Rokat Pekarangan biasanya dilaksanakan oleh warga Madura di halaman rumah atau pekarangan yang dianggap memiliki nilai spiritual atau historis. Tradisi ini sering dilakukan secara kolektif oleh satu keluarga besar atau masyarakat satu desa, terutama menjelang musim panen atau setelah mendapat berkah tertentu.
Prosesi Rokat Pekarangan melibatkan berbagai sesajen tradisional seperti nasi kuning, pisang, ketupat, ayam panggang (satu ekor) kemenyan, serta doa-doa yang dipimpin oleh tokoh masyarakat. Masyarakat percaya bahwa dengan melakukan rokat, mereka dapat mengusir energi negatif, menolak bala, serta mempererat tali silaturahmi antar warga.

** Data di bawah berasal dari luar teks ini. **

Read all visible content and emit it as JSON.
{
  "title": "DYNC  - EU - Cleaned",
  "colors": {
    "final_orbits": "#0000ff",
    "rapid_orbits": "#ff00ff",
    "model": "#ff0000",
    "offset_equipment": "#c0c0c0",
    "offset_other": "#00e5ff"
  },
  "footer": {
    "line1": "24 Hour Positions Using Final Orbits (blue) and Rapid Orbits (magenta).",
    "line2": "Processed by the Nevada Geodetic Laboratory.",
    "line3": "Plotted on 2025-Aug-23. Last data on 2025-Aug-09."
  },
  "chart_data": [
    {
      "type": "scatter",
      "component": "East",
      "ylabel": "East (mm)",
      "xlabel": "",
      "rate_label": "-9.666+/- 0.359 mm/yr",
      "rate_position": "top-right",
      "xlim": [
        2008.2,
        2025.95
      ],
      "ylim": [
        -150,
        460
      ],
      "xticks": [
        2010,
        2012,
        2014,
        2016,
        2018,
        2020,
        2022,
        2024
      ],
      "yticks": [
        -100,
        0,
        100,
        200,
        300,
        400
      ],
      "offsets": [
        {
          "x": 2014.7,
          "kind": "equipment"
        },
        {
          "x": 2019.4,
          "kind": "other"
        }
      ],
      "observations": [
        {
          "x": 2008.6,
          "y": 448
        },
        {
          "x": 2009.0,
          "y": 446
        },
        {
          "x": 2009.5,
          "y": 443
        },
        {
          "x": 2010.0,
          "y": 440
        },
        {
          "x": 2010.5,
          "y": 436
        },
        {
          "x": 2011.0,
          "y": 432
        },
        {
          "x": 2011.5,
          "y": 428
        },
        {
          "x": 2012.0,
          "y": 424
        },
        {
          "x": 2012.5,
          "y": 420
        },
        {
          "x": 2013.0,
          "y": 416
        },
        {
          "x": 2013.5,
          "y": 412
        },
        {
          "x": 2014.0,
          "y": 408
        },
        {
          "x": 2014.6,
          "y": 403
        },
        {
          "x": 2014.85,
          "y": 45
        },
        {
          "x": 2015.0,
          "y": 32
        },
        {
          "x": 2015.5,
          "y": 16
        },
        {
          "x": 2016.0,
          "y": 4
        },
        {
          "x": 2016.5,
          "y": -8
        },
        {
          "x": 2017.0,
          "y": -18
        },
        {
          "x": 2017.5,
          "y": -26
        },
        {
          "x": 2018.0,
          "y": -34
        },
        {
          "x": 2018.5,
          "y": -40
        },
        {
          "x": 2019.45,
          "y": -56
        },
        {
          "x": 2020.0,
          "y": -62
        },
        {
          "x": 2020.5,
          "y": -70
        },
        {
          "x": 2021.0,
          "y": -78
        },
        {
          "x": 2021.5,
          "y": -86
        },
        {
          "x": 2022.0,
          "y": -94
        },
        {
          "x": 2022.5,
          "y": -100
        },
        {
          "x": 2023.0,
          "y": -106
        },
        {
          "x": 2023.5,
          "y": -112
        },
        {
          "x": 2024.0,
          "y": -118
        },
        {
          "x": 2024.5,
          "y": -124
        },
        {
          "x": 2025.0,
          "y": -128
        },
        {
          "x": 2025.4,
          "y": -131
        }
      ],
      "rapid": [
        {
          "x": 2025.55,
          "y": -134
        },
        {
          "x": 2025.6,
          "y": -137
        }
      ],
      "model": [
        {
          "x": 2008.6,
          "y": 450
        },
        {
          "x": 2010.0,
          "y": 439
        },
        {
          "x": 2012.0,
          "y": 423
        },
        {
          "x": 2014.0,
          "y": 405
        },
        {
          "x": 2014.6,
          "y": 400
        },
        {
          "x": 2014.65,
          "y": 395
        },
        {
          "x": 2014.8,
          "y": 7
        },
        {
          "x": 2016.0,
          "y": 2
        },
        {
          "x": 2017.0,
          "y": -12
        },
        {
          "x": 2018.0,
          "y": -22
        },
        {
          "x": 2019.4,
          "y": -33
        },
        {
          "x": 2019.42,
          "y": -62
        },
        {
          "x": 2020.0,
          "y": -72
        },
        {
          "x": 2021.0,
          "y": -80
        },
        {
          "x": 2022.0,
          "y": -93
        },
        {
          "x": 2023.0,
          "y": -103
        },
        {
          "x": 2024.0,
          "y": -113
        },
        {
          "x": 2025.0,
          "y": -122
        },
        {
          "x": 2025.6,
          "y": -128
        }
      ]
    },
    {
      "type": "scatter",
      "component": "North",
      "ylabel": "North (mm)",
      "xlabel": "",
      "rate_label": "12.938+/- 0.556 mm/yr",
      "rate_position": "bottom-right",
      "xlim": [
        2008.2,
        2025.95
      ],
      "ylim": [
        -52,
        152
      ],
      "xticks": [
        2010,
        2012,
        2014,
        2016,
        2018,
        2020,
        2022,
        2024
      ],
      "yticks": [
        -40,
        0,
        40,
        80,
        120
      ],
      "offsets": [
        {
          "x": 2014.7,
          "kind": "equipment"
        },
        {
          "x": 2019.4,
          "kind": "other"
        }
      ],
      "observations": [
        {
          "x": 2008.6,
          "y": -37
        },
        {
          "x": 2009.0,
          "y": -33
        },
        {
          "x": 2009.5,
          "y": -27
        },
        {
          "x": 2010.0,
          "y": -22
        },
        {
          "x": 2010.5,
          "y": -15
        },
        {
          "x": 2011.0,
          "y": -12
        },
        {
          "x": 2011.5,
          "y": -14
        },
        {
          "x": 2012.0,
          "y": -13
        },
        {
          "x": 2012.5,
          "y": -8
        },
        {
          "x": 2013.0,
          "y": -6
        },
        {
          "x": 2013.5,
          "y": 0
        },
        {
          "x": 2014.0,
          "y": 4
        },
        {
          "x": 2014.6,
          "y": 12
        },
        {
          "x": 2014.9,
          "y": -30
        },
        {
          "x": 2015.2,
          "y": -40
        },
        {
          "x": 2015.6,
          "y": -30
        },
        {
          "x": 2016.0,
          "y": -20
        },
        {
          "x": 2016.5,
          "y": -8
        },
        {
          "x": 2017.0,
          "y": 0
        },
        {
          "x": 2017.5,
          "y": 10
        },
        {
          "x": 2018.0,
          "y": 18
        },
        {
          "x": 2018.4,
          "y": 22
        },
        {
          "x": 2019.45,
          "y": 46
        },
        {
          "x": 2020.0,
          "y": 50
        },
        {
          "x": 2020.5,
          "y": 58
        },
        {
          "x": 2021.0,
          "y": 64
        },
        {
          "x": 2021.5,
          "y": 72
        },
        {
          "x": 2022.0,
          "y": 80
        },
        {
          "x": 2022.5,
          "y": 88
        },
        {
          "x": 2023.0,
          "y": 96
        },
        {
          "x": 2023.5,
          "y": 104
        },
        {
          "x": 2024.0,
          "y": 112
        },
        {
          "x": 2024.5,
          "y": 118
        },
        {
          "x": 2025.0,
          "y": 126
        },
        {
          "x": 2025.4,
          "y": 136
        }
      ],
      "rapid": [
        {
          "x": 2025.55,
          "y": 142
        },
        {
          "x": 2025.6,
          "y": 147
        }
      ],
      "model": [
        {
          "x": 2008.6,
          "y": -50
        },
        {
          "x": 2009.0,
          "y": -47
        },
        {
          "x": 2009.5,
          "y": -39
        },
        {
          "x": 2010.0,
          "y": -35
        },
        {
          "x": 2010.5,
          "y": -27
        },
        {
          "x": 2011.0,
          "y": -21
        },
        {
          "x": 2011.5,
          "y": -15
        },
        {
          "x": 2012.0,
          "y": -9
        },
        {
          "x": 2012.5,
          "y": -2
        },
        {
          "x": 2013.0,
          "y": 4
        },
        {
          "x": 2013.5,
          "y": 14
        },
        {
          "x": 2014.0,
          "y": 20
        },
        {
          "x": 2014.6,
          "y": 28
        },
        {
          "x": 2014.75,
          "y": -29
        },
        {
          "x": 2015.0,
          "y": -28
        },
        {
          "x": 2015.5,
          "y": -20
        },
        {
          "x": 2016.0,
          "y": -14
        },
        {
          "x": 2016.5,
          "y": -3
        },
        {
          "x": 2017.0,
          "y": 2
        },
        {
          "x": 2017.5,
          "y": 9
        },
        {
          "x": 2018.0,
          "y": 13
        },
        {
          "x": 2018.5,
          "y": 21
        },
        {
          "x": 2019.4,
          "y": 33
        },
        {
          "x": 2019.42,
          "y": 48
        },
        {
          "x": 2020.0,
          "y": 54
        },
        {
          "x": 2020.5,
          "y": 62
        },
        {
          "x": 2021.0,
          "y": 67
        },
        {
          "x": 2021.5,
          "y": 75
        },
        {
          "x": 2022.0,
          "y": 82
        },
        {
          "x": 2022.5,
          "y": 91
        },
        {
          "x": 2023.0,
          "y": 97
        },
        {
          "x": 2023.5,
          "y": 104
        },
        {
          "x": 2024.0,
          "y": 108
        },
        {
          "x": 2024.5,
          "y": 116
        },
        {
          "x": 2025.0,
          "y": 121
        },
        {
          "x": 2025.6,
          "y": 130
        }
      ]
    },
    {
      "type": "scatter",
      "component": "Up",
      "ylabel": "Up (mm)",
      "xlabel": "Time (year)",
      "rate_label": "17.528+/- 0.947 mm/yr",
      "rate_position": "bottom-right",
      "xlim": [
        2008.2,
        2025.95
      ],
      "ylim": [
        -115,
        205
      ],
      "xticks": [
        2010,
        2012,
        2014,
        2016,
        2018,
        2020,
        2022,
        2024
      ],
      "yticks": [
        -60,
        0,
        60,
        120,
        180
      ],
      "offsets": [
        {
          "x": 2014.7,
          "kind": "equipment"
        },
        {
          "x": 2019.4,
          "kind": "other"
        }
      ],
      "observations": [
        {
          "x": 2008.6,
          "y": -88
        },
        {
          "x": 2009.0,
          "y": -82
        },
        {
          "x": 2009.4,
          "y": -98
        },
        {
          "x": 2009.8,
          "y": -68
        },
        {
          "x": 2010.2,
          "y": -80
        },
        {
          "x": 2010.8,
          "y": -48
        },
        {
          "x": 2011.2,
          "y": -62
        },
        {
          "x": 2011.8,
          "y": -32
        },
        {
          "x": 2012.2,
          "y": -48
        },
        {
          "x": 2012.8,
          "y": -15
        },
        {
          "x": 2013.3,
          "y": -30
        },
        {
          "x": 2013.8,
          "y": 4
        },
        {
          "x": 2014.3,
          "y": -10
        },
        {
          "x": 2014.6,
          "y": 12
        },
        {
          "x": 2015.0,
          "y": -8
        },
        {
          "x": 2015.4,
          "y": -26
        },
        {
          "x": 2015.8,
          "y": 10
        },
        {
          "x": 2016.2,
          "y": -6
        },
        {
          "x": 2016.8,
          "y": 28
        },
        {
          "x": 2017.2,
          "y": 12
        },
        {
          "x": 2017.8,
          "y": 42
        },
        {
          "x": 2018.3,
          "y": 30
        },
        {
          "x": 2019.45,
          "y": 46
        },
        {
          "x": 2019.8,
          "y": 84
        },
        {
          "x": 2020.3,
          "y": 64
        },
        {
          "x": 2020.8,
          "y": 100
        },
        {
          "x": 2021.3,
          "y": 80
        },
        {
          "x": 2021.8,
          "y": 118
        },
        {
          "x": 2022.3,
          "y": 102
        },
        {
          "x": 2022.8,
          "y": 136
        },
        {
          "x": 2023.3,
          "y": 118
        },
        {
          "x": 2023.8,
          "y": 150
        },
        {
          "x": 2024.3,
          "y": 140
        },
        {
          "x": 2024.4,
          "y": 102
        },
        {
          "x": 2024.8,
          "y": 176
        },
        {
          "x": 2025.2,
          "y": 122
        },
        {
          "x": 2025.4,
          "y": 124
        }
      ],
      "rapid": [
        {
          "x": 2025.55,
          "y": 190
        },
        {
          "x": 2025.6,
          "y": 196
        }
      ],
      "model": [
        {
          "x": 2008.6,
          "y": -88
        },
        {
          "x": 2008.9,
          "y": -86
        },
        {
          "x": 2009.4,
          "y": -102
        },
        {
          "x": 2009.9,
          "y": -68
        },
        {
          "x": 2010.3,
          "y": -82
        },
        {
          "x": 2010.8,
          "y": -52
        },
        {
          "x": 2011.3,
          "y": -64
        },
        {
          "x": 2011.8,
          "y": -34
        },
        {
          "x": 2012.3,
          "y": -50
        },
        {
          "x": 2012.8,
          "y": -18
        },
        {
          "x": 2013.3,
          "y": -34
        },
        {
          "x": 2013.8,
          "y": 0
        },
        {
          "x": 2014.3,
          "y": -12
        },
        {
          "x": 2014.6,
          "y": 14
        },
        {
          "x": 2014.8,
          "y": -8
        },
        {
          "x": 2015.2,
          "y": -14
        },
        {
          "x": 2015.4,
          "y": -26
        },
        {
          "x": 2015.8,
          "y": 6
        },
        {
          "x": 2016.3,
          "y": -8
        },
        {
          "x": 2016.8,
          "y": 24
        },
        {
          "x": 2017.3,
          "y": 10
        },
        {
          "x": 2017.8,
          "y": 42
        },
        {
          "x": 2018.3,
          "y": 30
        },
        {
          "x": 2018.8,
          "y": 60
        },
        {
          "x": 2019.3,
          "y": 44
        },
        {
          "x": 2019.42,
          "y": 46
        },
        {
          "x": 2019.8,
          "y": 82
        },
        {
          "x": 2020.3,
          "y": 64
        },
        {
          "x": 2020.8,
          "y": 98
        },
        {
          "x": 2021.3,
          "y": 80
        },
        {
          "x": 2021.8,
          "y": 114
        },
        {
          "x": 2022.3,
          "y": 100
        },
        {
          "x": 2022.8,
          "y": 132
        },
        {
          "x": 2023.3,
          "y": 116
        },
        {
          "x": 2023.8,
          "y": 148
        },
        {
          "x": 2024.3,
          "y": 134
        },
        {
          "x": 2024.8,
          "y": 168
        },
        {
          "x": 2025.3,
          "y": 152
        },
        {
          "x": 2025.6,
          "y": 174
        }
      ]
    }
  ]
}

“Ini bukan sekadar tradisi, tapi cara kami menghormati leluhur dan menjaga hubungan baik dengan alam,” ujar Hasan Basri, salah satu tokoh masyarakat di Dusun Julung Lao’, Desa Galis, Kecamatan Giligenting, Senin (4/8/2025).
Di tengah arus modernisasi, tradisi Rokat Pekarangan tetap dijaga oleh masyarakat Madura. Dengan tetap melestarikannya, masyarakat Madura turut menjaga jati diri dan warisan budaya yang tak ternilai harganya.